The book is a big read, sometimes unnecessarily so. There are passages where the narrator repeats himself in the same generic, stereotypical and hollow profundities about a mystical India, most of which the reader will tire of as they have already heard it said before in much the same manner. At over nine hundred pages it is one of those books thick enough to double as a pillow, but it is still an easy read, a pot-boiler, which one will voraciously eat up simply because it is just so interesting.

It ranges from profound philosophy to visceral and heart pounding suspense; incorporates both exoticized thrills and factual reportage. It is, in large parts, an insightful look at the exuberant India of the eighties; a time when its miracle economic growth and global multinational capital presences were still in the nascent stages and the current headlining topics of Afghanistan and terrorism were still understood as a local rebellion.
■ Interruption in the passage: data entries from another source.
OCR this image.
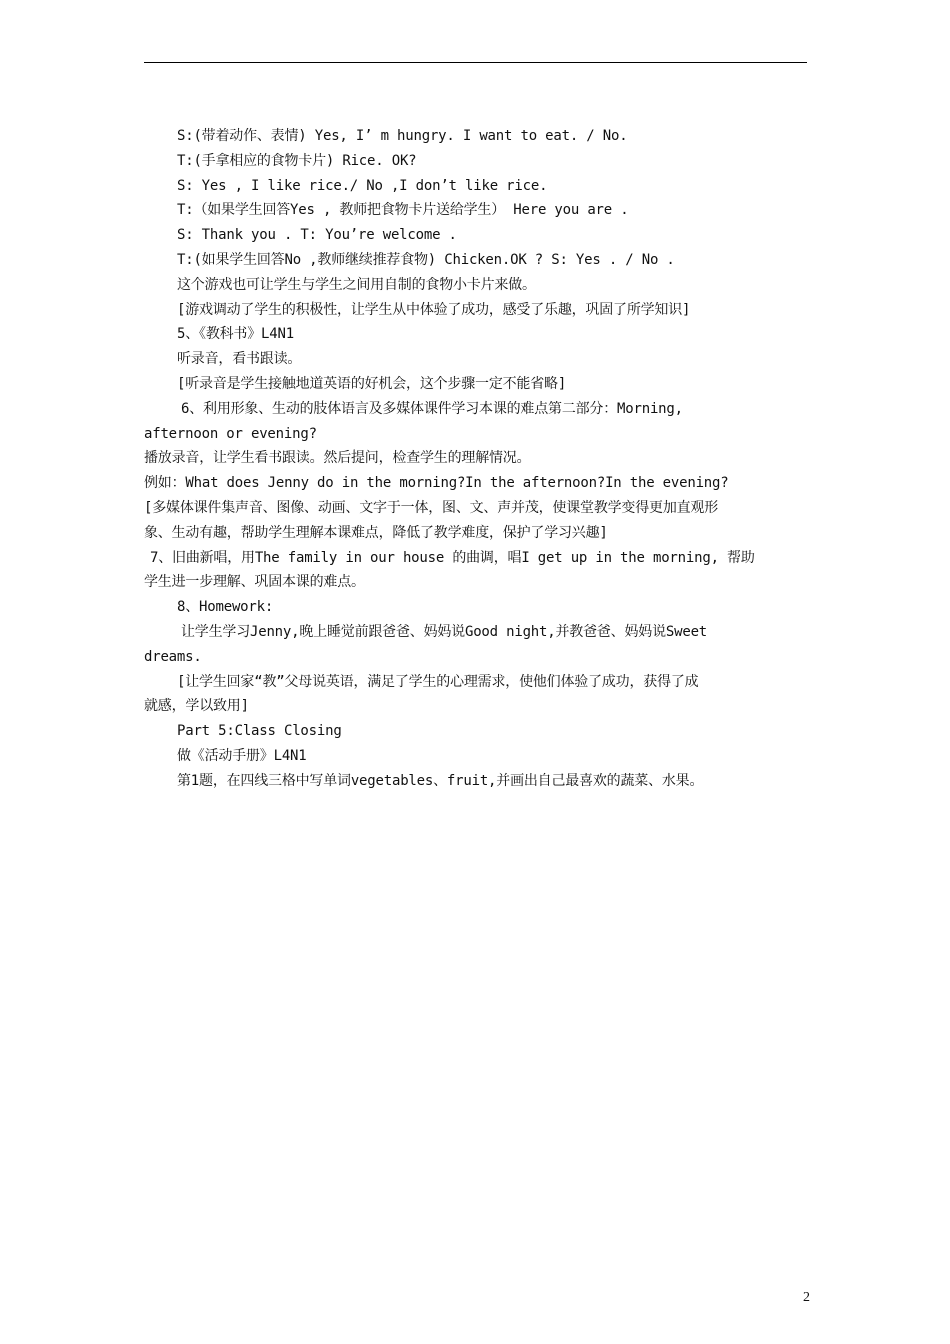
S:(带着动作、表情) Yes, I’ m hungry. I want to eat. / No.
T:(手拿相应的食物卡片) Rice. OK?
S: Yes , I like rice./ No ,I don’t like rice.
T:（如果学生回答Yes , 教师把食物卡片送给学生） Here you are .
S: Thank you . T: You’re welcome .
T:(如果学生回答No ,教师继续推荐食物) Chicken.OK ? S: Yes . / No .
这个游戏也可让学生与学生之间用自制的食物小卡片来做。
[游戏调动了学生的积极性，让学生从中体验了成功，感受了乐趣，巩固了所学知识]
5、《教科书》L4N1
听录音，看书跟读。
[听录音是学生接触地道英语的好机会，这个步骤一定不能省略]
6、利用形象、生动的肢体语言及多媒体课件学习本课的难点第二部分：Morning,
afternoon or evening?
播放录音，让学生看书跟读。然后提问，检查学生的理解情况。
例如：What does Jenny do in the morning?In the afternoon?In the evening?
[多媒体课件集声音、图像、动画、文字于一体，图、文、声并茂，使课堂教学变得更加直观形
象、生动有趣，帮助学生理解本课难点，降低了教学难度，保护了学习兴趣]
7、旧曲新唱，用The family in our house 的曲调，唱I get up in the morning, 帮助
学生进一步理解、巩固本课的难点。
8、Homework:
让学生学习Jenny,晚上睡觉前跟爸爸、妈妈说Good night,并教爸爸、妈妈说Sweet
dreams.
[让学生回家“教”父母说英语，满足了学生的心理需求，使他们体验了成功，获得了成
就感，学以致用]
Part 5:Class Closing
做《活动手册》L4N1
第1题，在四线三格中写单词vegetables、fruit,并画出自己最喜欢的蔬菜、水果。
2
But Roberts is a good enough writer to recognise and articulate both elements as major shadow presences in the life of Bombay, they are like the unfinished World Trade Center tower which stands over the slums 'Linbaba' lives in and where he sets up the clinic.

Shantaram published by scribe publications, is a novel for seekers, peopled by many characters who are also seekers, those who have ended up in Bombay, either looking for money or on the run or looking for meanings. It is the mother of the modern traveller's tale; it has a cult following and is almost required reading for every backpacker before they set out on their empty-pocket pilgrimages. There is talk that it will be soon turned into a movie to be directed by Mira Nair and starring Johnny Depp. And it is suitable Hollywood material, an epic story with all the glamour and machismo that make a blockbuster. But at its heart it is a story of a man who has lived an extraordinary life through the most interesting of times.